Typically, when a person dies, a portion of that individual’s estate goes to a spouse or child. However, not everyone wants to leave assets to their family members when they pass on. If a person specifically disinherits a child in a will, that son or daughter is entitled to nothing. If a child is to be disinherited, it is important that a child be specifically written out of the will regardless of the quality of the relationship between the potential beneficiary and the deceased parent.
Those who are estranged from their parents may be able to claim that they were simply forgotten about if they are not mentioned in this document. It is also important to have a will or other estate plan documents in place. State law generally says that the assets of those who die intestate go to a surviving spouse, child or other close family member.

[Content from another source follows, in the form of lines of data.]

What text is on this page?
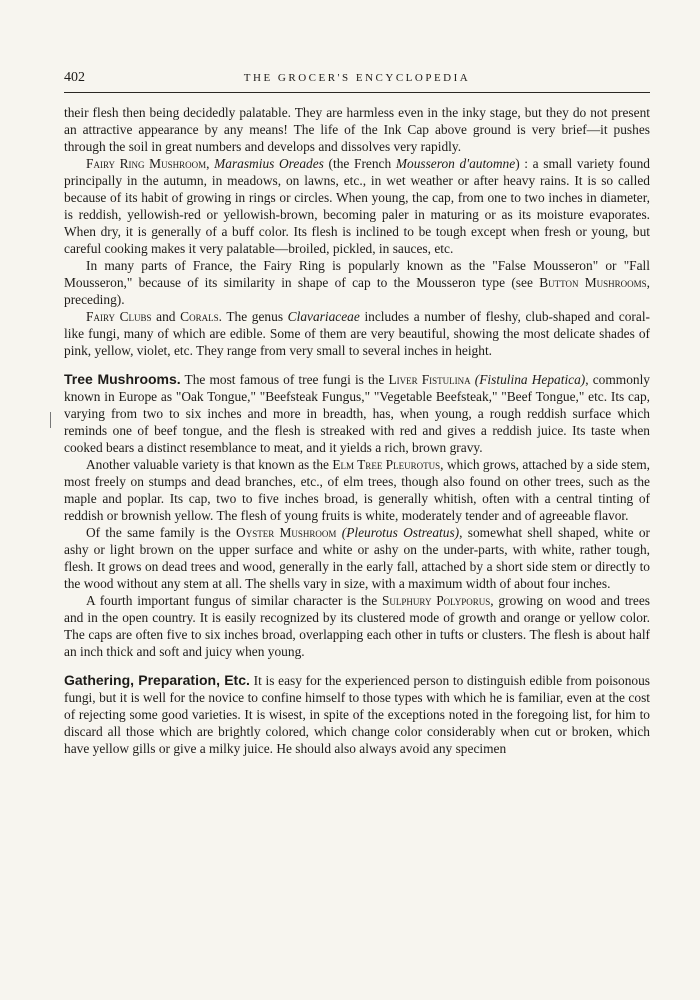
402	THE GROCER'S ENCYCLOPEDIA

their flesh then being decidedly palatable. They are harmless even in the inky stage, but they do not present an attractive appearance by any means! The life of the Ink Cap above ground is very brief—it pushes through the soil in great numbers and develops and dissolves very rapidly.

Fairy Ring Mushroom, Marasmius Oreades (the French Mousseron d'automne) : a small variety found principally in the autumn, in meadows, on lawns, etc., in wet weather or after heavy rains. It is so called because of its habit of growing in rings or circles. When young, the cap, from one to two inches in diameter, is reddish, yellowish-red or yellowish-brown, becoming paler in maturing or as its moisture evaporates. When dry, it is generally of a buff color. Its flesh is inclined to be tough except when fresh or young, but careful cooking makes it very palatable—broiled, pickled, in sauces, etc.

In many parts of France, the Fairy Ring is popularly known as the "False Mousseron" or "Fall Mousseron," because of its similarity in shape of cap to the Mousseron type (see Button Mushrooms, preceding).

Fairy Clubs and Corals. The genus Clavariaceae includes a number of fleshy, club-shaped and coral-like fungi, many of which are edible. Some of them are very beautiful, showing the most delicate shades of pink, yellow, violet, etc. They range from very small to several inches in height.

Tree Mushrooms. The most famous of tree fungi is the Liver Fistulina (Fistulina Hepatica), commonly known in Europe as "Oak Tongue," "Beefsteak Fungus," "Vegetable Beefsteak," "Beef Tongue," etc. Its cap, varying from two to six inches and more in breadth, has, when young, a rough reddish surface which reminds one of beef tongue, and the flesh is streaked with red and gives a reddish juice. Its taste when cooked bears a distinct resemblance to meat, and it yields a rich, brown gravy.

Another valuable variety is that known as the Elm Tree Pleurotus, which grows, attached by a side stem, most freely on stumps and dead branches, etc., of elm trees, though also found on other trees, such as the maple and poplar. Its cap, two to five inches broad, is generally whitish, often with a central tinting of reddish or brownish yellow. The flesh of young fruits is white, moderately tender and of agreeable flavor.

Of the same family is the Oyster Mushroom (Pleurotus Ostreatus), somewhat shell shaped, white or ashy or light brown on the upper surface and white or ashy on the under-parts, with white, rather tough, flesh. It grows on dead trees and wood, generally in the early fall, attached by a short side stem or directly to the wood without any stem at all. The shells vary in size, with a maximum width of about four inches.

A fourth important fungus of similar character is the Sulphury Polyporus, growing on wood and trees and in the open country. It is easily recognized by its clustered mode of growth and orange or yellow color. The caps are often five to six inches broad, overlapping each other in tufts or clusters. The flesh is about half an inch thick and soft and juicy when young.

Gathering, Preparation, Etc. It is easy for the experienced person to distinguish edible from poisonous fungi, but it is well for the novice to confine himself to those types with which he is familiar, even at the cost of rejecting some good varieties. It is wisest, in spite of the exceptions noted in the foregoing list, for him to discard all those which are brightly colored, which change color considerably when cut or broken, which have yellow gills or give a milky juice. He should also always avoid any specimen
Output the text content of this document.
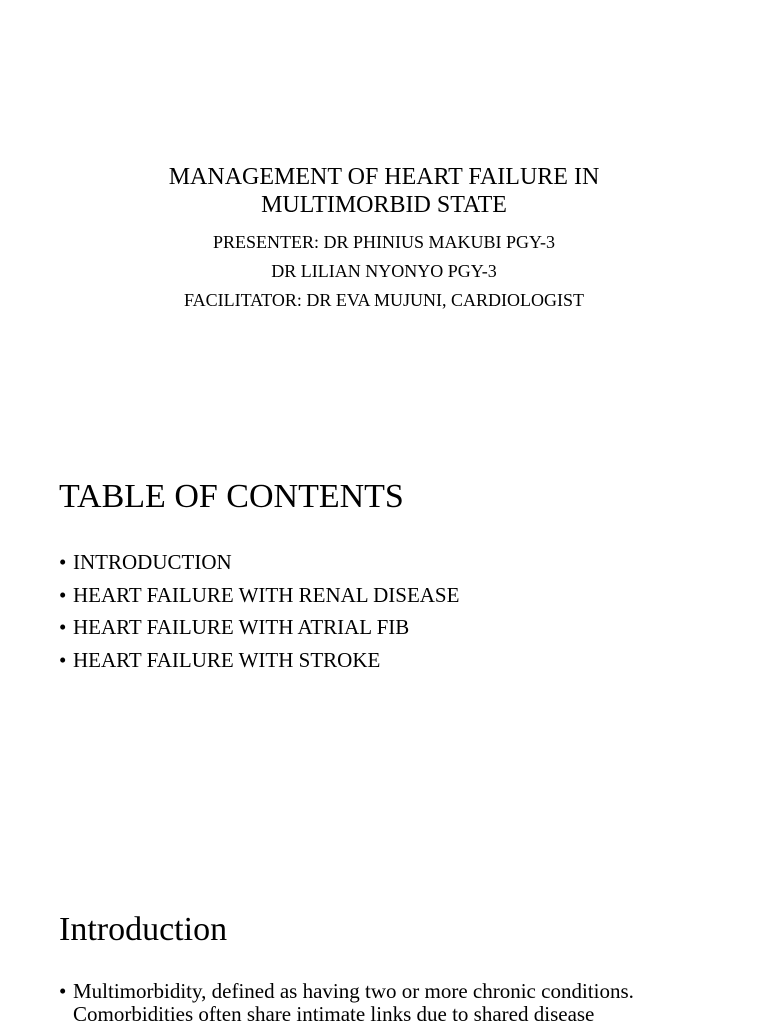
MANAGEMENT OF HEART FAILURE IN
MULTIMORBID STATE
PRESENTER: DR PHINIUS MAKUBI PGY-3
DR LILIAN NYONYO PGY-3
FACILITATOR: DR EVA MUJUNI, CARDIOLOGIST
TABLE OF CONTENTS
• INTRODUCTION
• HEART FAILURE WITH RENAL DISEASE
• HEART FAILURE WITH ATRIAL FIB
• HEART FAILURE WITH STROKE
Introduction
• Multimorbidity, defined as having two or more chronic conditions. Comorbidities often share intimate links due to shared disease
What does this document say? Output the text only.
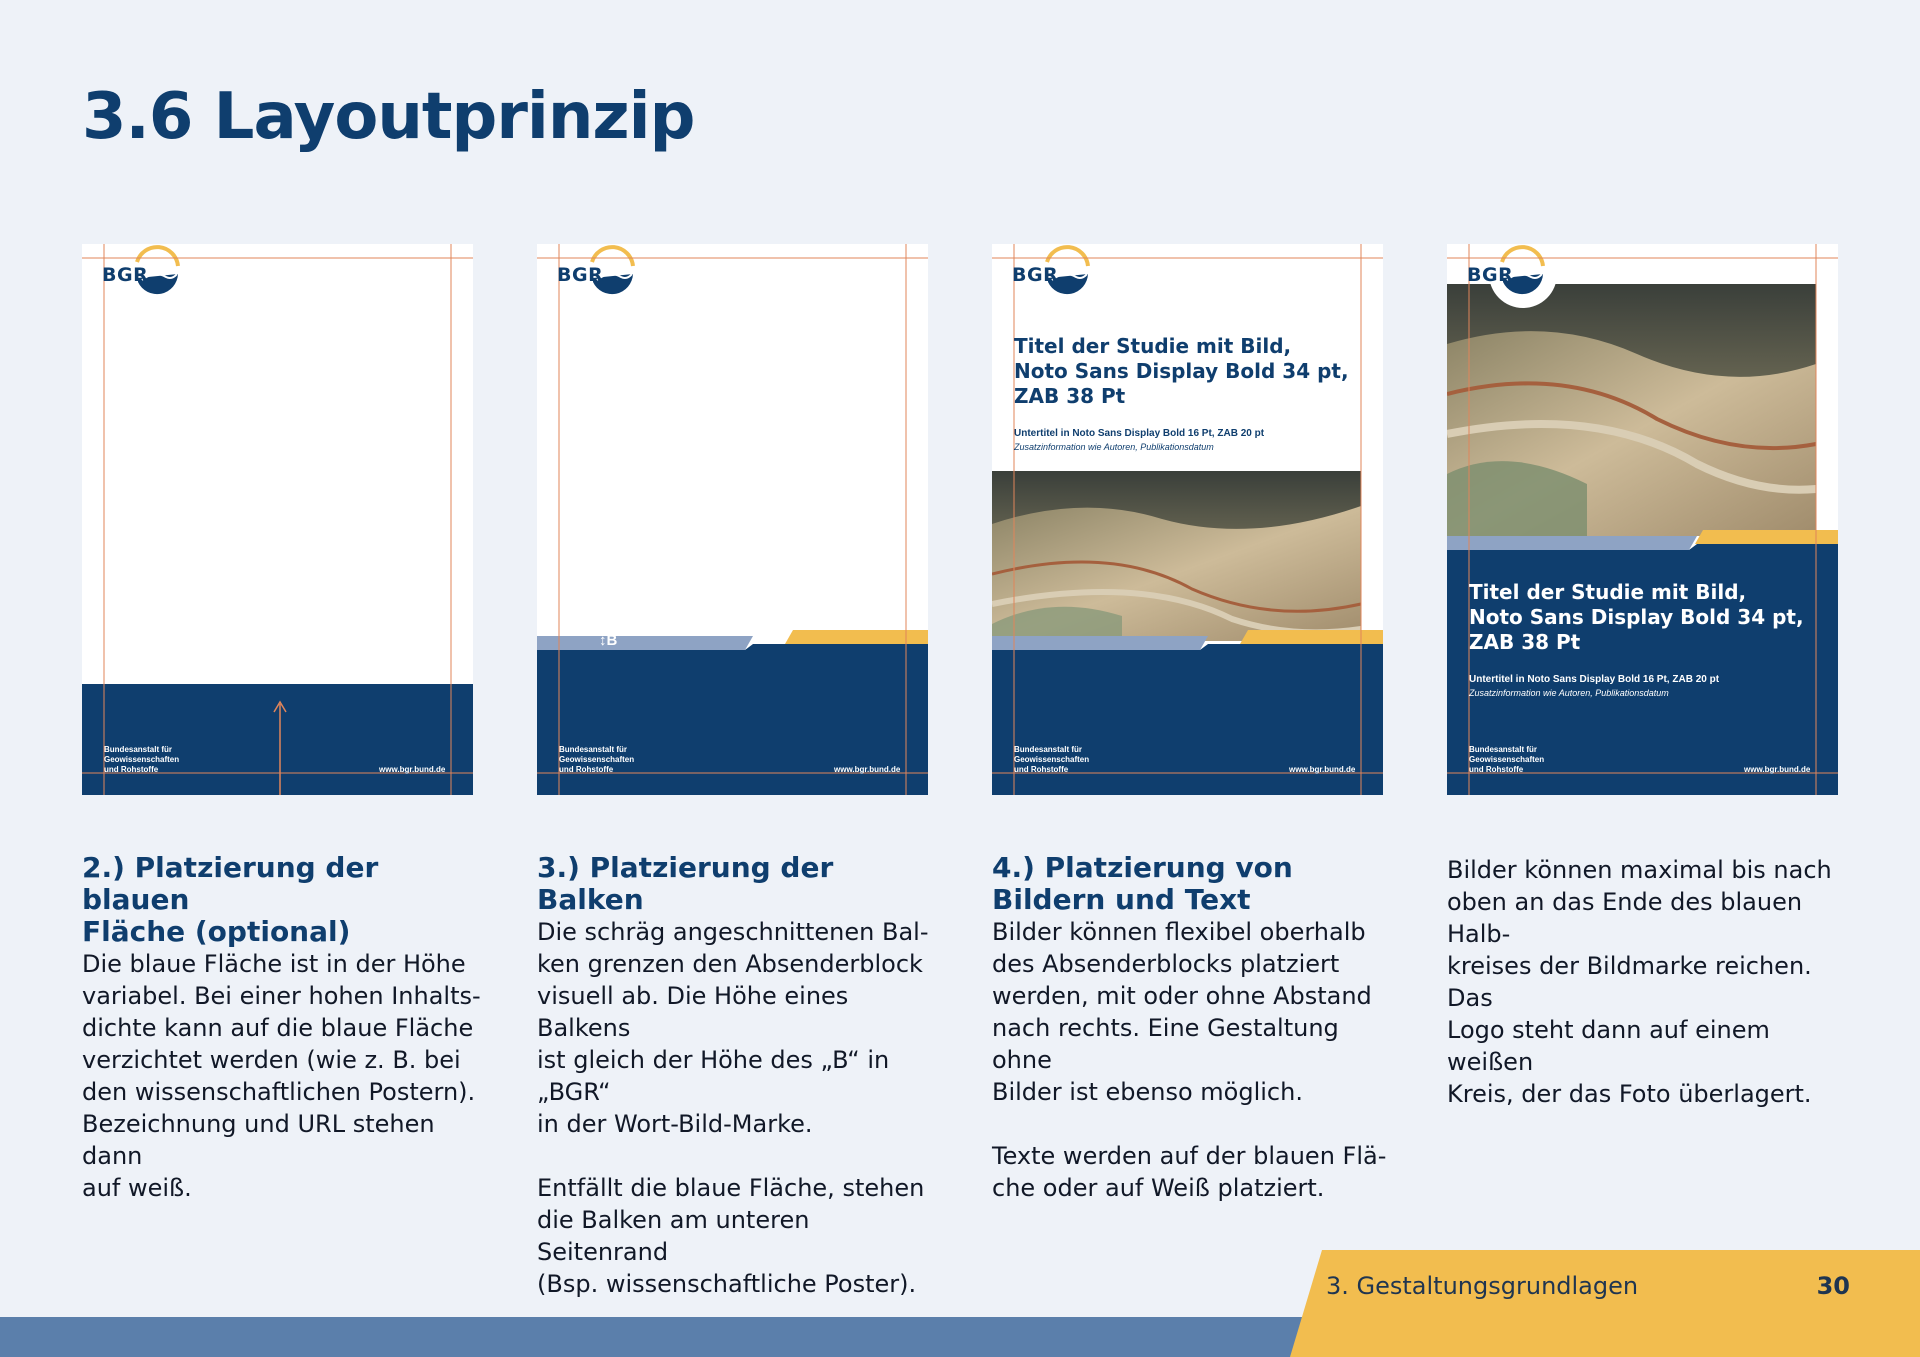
3.6 Layoutprinzip
BGR
Bundesanstalt für
Geowissenschaften
und Rohstoffe	www.bgr.bund.de
BGR
↕B
Bundesanstalt für
Geowissenschaften
und Rohstoffe	www.bgr.bund.de
BGR
Titel der Studie mit Bild,
Noto Sans Display Bold 34 pt,
ZAB 38 Pt
Untertitel in Noto Sans Display Bold 16 Pt, ZAB 20 pt
Zusatzinformation wie Autoren, Publikationsdatum
Bundesanstalt für
Geowissenschaften
und Rohstoffe	www.bgr.bund.de
BGR
Titel der Studie mit Bild,
Noto Sans Display Bold 34 pt,
ZAB 38 Pt
Untertitel in Noto Sans Display Bold 16 Pt, ZAB 20 pt
Zusatzinformation wie Autoren, Publikationsdatum
Bundesanstalt für
Geowissenschaften
und Rohstoffe	www.bgr.bund.de
2.) Platzierung der blauen
Fläche (optional)

Die blaue Fläche ist in der Höhe
variabel. Bei einer hohen Inhalts-
dichte kann auf die blaue Fläche
verzichtet werden (wie z. B. bei
den wissenschaftlichen Postern).
Bezeichnung und URL stehen dann
auf weiß.

3.) Platzierung der Balken

Die schräg angeschnittenen Bal-
ken grenzen den Absenderblock
visuell ab. Die Höhe eines Balkens
ist gleich der Höhe des „B“ in „BGR“
in der Wort-Bild-Marke.

Entfällt die blaue Fläche, stehen
die Balken am unteren Seitenrand
(Bsp. wissenschaftliche Poster).

4.) Platzierung von
Bildern und Text

Bilder können flexibel oberhalb
des Absenderblocks platziert
werden, mit oder ohne Abstand
nach rechts. Eine Gestaltung ohne
Bilder ist ebenso möglich.

Texte werden auf der blauen Flä-
che oder auf Weiß platziert.

Bilder können maximal bis nach
oben an das Ende des blauen Halb-
kreises der Bildmarke reichen. Das
Logo steht dann auf einem weißen
Kreis, der das Foto überlagert.

3. Gestaltungsgrundlagen	30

It is worth noting that state law may make it harder to completely disinherit a surviving spouse. Regardless of how a person’s estate plan is structured, it may be a good idea to make that plan known to family members prior to passing. This may help them to understand that they aren’t getting anything and why this is the case. Doing so may help them feel better about a parent or spouse’s decisions and feel less resentment after a loved one dies.
Thorough will planning may help a person ensure that his or her final wishes are respected after passing. An attorney may be able to help craft a will, and legal counsel may also be able to help edit or change a will that already exists. A legal professional may facilitate estate plan conversations between parents and children or between spouses. This may help everyone better understand what a plan aims to do.